First, consider the reason why you need funds. If you prefer a long-term solution for cash flow issues, a commercial bridge loan isn’t a great fit. However, if you want funds for just one of those reasons, consider speaking with a lender:

  • Close An offer Quickly: When the housing market is hot, you need to strike quickly, or you’ll get left out in the cold. Lining up a mortgage or long-term loan may take weeks or even longer, and by that time, you may have lost to another buyer. If you wish to purchase a commercial property fast, you will get the funds you need having a commercial bridge loan, which buys you enough time to secure another source of funding.
  • Work On Your Credit: Is the credit preventing you from getting a mortgage or a financial loan? If so, buying utilizing a bridge loan may be a wise choice. If you need to make a purchase now but also have to focus on your credit (i.e., paying down debt or disputing erroneous items in your credit history), bridge loans provide you with the capital you need until you’re in a position to cleanup your credit and acquire another loan.
  • Acquire A Business: If you are planning to purchase another business, time is important. Rather than waiting on funding, a bridge loan can help you push the offer forward quickly.
  • Renovate Your home: If you wish to enhance your business to draw new clients, a bridge loan will help you obtain the process started on renovations sooner rather than later.

Where To locate Lenders That Offer Bridge Loans

Does a bridge loan seem like a good fit for your business? If that's the case, the next thing is to locate your lender. Where would you get started? Try these options.

  • Banks: Many traditional banks offer commercial bridge loans. Start by speaking with any institutions that you simply actually have working relationships with. Even when your bank offers bridge loans, be sure to take a look at other available choices in your town to get the best terms and lowest rates.
  • Credit Unions: Lending institutions that provide commercial products and services may provide bridge loans. Start with your bank, or search for ones in your area to find the institution that best fits your requirements.
  • Hard Money Lenders: Hard money lenders are eco-friendly that could offer short-term bridge loans. The good thing about hard money lenders is they often place the value of the property over factors such as credit history. However that they may have higher rates than other lenders. Be sure to compare your choices and only work with reputable hard money lenders.
  • Alternative Lenders: Some online lenders specialize in bridge loans and other short-term funding.

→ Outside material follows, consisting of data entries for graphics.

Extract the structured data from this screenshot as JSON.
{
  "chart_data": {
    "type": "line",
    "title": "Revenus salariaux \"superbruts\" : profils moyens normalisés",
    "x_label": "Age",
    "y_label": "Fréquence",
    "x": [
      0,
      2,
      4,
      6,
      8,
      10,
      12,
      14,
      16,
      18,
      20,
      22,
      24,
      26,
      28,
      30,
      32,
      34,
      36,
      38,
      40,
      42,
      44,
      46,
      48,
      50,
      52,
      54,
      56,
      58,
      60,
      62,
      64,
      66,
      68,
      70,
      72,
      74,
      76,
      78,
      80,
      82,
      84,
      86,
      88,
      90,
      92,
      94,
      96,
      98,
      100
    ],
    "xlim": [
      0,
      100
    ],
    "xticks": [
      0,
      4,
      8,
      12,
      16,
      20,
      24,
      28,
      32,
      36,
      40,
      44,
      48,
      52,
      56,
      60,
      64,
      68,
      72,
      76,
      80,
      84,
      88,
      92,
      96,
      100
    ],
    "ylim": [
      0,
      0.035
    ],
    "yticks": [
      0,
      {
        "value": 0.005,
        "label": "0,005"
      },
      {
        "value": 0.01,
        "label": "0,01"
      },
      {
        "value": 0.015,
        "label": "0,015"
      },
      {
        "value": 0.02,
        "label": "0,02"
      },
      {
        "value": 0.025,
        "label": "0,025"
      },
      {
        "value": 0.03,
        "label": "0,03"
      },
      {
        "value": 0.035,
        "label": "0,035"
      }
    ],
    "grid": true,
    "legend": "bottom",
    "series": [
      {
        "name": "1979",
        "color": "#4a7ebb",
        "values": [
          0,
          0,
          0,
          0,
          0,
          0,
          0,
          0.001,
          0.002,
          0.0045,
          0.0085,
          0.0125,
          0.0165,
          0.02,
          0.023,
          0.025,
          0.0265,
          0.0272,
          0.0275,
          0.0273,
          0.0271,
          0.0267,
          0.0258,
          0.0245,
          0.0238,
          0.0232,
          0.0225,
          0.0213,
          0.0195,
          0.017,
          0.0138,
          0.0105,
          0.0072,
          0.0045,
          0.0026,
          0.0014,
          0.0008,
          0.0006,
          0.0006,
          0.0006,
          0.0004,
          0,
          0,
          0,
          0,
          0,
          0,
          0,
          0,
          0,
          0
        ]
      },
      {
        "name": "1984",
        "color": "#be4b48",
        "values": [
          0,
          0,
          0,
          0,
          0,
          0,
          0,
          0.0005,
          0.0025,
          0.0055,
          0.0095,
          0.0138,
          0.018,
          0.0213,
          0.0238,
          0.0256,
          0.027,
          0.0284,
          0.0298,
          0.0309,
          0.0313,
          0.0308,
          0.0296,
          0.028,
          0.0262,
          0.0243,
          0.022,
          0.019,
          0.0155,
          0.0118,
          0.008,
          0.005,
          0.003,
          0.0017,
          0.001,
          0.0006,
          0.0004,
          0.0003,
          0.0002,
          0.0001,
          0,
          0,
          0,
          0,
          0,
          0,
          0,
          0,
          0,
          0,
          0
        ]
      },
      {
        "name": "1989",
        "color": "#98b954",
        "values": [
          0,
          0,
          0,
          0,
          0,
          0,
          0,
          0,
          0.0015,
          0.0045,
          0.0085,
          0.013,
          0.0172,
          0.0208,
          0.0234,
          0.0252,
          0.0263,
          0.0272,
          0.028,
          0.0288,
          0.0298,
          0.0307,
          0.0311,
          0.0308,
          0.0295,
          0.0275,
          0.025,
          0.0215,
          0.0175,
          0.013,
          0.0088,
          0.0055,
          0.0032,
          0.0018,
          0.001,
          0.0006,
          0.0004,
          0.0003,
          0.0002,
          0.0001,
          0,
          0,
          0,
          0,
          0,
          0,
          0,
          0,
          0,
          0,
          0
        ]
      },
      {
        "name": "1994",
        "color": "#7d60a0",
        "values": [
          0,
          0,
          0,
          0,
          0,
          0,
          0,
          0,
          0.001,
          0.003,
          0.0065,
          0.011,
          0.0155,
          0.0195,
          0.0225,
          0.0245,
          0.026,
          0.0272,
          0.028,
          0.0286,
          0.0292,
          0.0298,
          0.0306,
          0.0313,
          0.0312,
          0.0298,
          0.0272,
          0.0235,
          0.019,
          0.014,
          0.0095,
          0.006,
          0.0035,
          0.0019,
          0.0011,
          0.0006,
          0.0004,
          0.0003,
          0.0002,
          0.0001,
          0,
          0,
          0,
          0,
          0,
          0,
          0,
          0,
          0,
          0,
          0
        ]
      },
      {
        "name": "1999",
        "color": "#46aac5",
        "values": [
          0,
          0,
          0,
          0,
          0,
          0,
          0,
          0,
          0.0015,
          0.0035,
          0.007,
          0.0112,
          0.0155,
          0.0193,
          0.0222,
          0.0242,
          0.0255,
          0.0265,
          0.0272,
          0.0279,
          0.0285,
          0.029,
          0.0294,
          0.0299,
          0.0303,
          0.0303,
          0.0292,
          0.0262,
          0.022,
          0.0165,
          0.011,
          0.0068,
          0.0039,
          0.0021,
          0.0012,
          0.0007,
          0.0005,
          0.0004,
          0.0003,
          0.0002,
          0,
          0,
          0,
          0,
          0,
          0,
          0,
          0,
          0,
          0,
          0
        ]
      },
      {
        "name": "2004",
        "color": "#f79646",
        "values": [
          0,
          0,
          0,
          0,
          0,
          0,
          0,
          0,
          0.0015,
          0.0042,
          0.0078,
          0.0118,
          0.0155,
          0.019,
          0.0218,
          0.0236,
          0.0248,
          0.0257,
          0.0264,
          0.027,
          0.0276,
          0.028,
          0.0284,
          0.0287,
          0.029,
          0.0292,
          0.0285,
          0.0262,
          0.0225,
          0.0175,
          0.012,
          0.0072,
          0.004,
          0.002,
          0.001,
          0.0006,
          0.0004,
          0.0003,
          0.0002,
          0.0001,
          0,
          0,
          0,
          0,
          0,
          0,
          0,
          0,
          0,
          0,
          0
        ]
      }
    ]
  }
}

These loans normally have quick turnaround times, and you never even have to leave your office to get the money you'll need.

Learn About Other kinds of Financing For Small Businesses

If a bridge loan isn’t quite the right fit for your finances, have faith — there are numerous other available choices open to assist you to score the capital you'll need. Check out our great resources, starting with the 12 Different Types Of Small Business Loans You Should Know. From affordable SBA loans to flexible credit lines, there’s something for everyone. Then, shop your choices by looking into our small business loan reviews. Once you’ve narrowed down your choices, make sure that you completely understand the loans, terms, and costs of borrowing so that you can take your business one stage further without drowning in a sea of debt. Good luck!